一方で、考えてみれば当然なのだが、例外も沢山ある。
例えば、先ほど例に挙げた「窪」は、周りに平らな場所に窪地があるから「〜窪」と名付けられる。
この平らな場所が、頑丈な台地の上であったなら、当然「〜窪」と付いているから危ないとはならない。
また、当初の地名から合併や都市開発により、大きく変わった地名も存在する。
〇〇ヶ丘に「丘」は存在するか
世の中にはブランド地名というものがある。東京以外の地域の人でも「銀座」や「自由が丘」などを耳にすると、高級感のあるイメージを思い浮かべる人も多いだろう。
「銀座」は江戸幕府の銀貨鋳造所があった由来として有名だが、「自由が丘」はどうだろうか。
もともと「○○ヶ(が)丘」という地名はおそらく大阪の由緒ある「夕陽丘」(明治以前は通称)あたりが源流だろうが、東京近辺では自由ヶ丘(現自由が丘)がその嚆矢と思われる。この土地はもともと衾と称したが、自由教育を提唱した手塚岸衛がここで自由ヶ丘学園を経営するようになった。

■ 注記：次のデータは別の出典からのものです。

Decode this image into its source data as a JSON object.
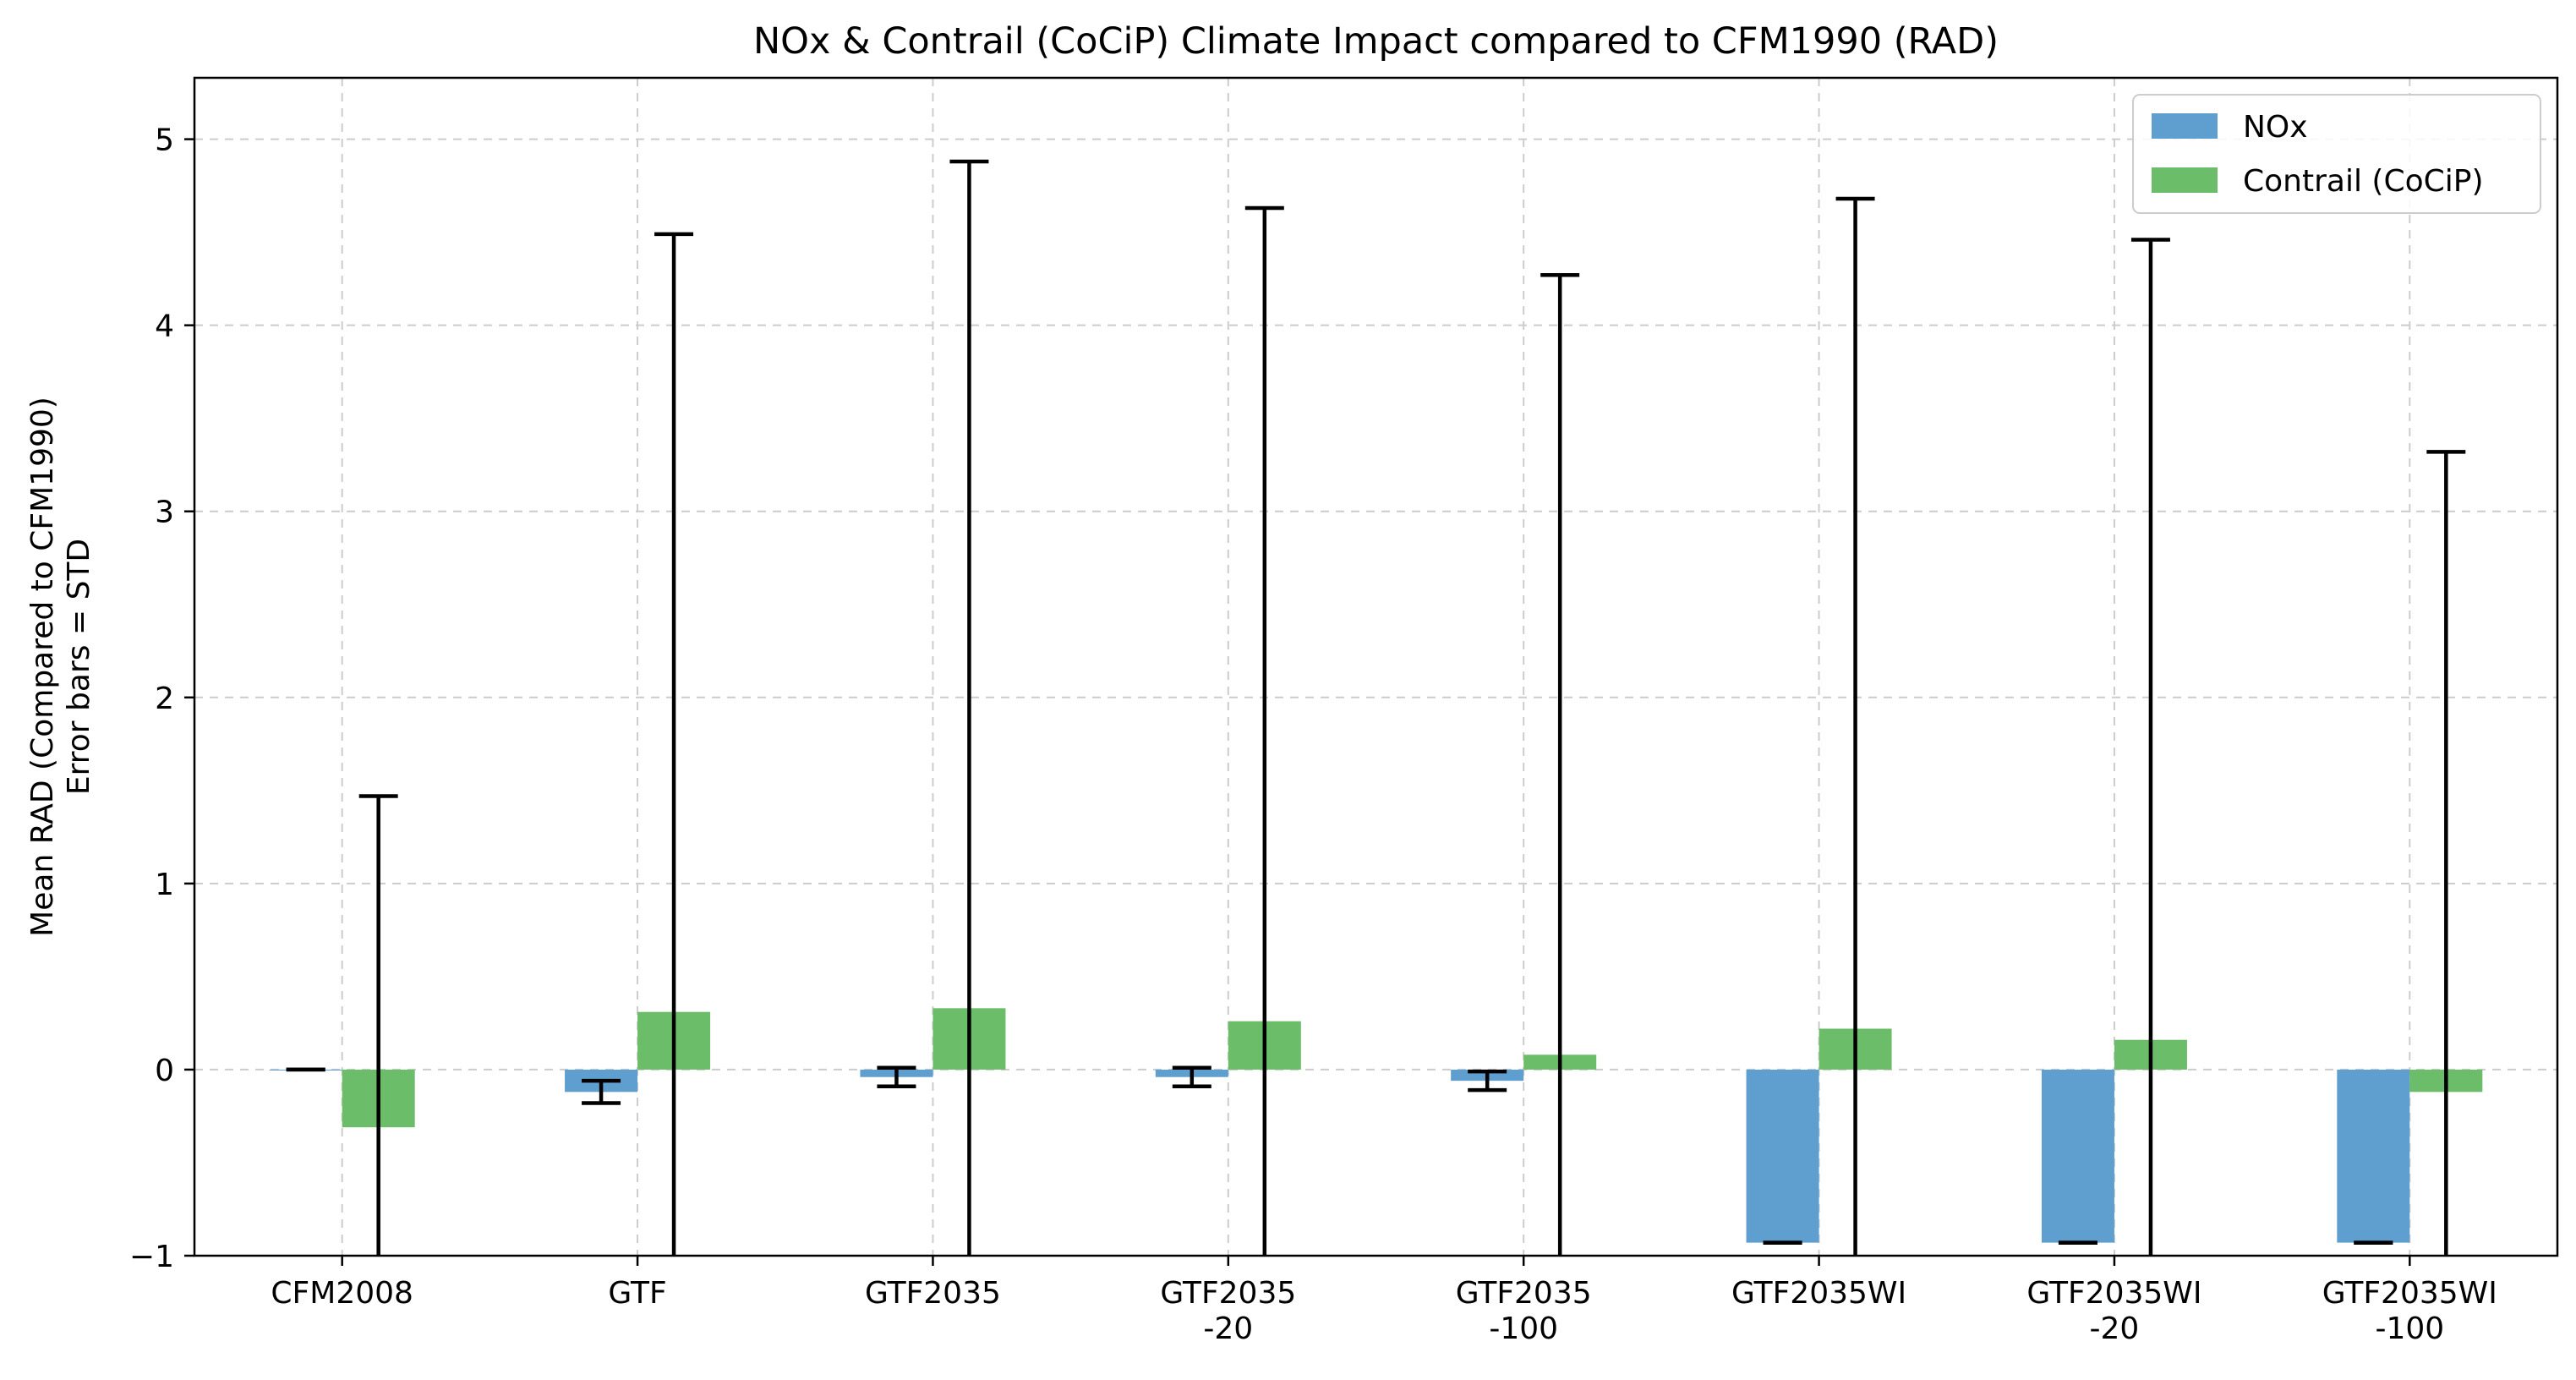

特に戦後になって「○○ヶ(が)丘」は雨後の筍のように急増する。自由ヶ丘(自由が丘)の地名だけをとっても、昭和30年代から平成にかけて帯広市、青森市、弘前市、仙台市、いわき市、水戸市、つくば市、あわら市、名古屋市、鈴鹿市、河内長野市、大阪府熊取町、防府市、宿毛市、北九州市、宗像市、鹿児島市(いずれも現市町名)と全国各地に広まった。
このように学園名が由来からブランド化して全国に広がった地名もあるのだ。
したがって、丘のような場所もあれば、丘と関係ない場所もあるのだろう。
そもそも、自由な丘って、場所の特色なのだろうか。
他にもキラキラ地名として、ひらがなやカタカナがつく地名はたくさんあるし、ブランド地名に至ってはその土地との関係性もなかったりする。
地名と場所の特徴を表していない代表的な例である。
銀座地域の拡大
銀座の場合、銀座が正式な町名に決まったのは明治2年(1869年)である。その頃は、銀座1〜4丁目だけが「銀座」であった。
しかし、関東大震災で大きなダメージを受けた銀座は、昭和5年に復興事業により5〜8丁目が加わり、当初の7.5ヘクタールから21.0ヘクタールへと一気に3倍に拡大された。
その後、さらなる拡大や住居表示の変更を重ね、昭和44年には「銀座」の範囲は88.2ヘクタールまで広がった。
ということは、当初の「銀座」は現在のわずか%に過ぎない。
銀座周辺は、割以上の地域の地名が消失してしまったことになる。
おわりに
災害が起きるたびに地名が注目されるが、現在付けられている地名の成り立ちは本当に様々である。
そうなると、一番良いのはハザードマップや地形を把握することだろう。
また、役所のホームページを見てみると、昔の地名や地域の成り立ちが掲載されていることもある。
私の住んでいる街も、役所にある地名の変遷を見ると、おそらくだが好字に転換した形跡が見られた。
地名は誰がどのように決めたかなど、ブラックボックスな面も多く、ここに載っている範囲だけでも大変面白い内容だった。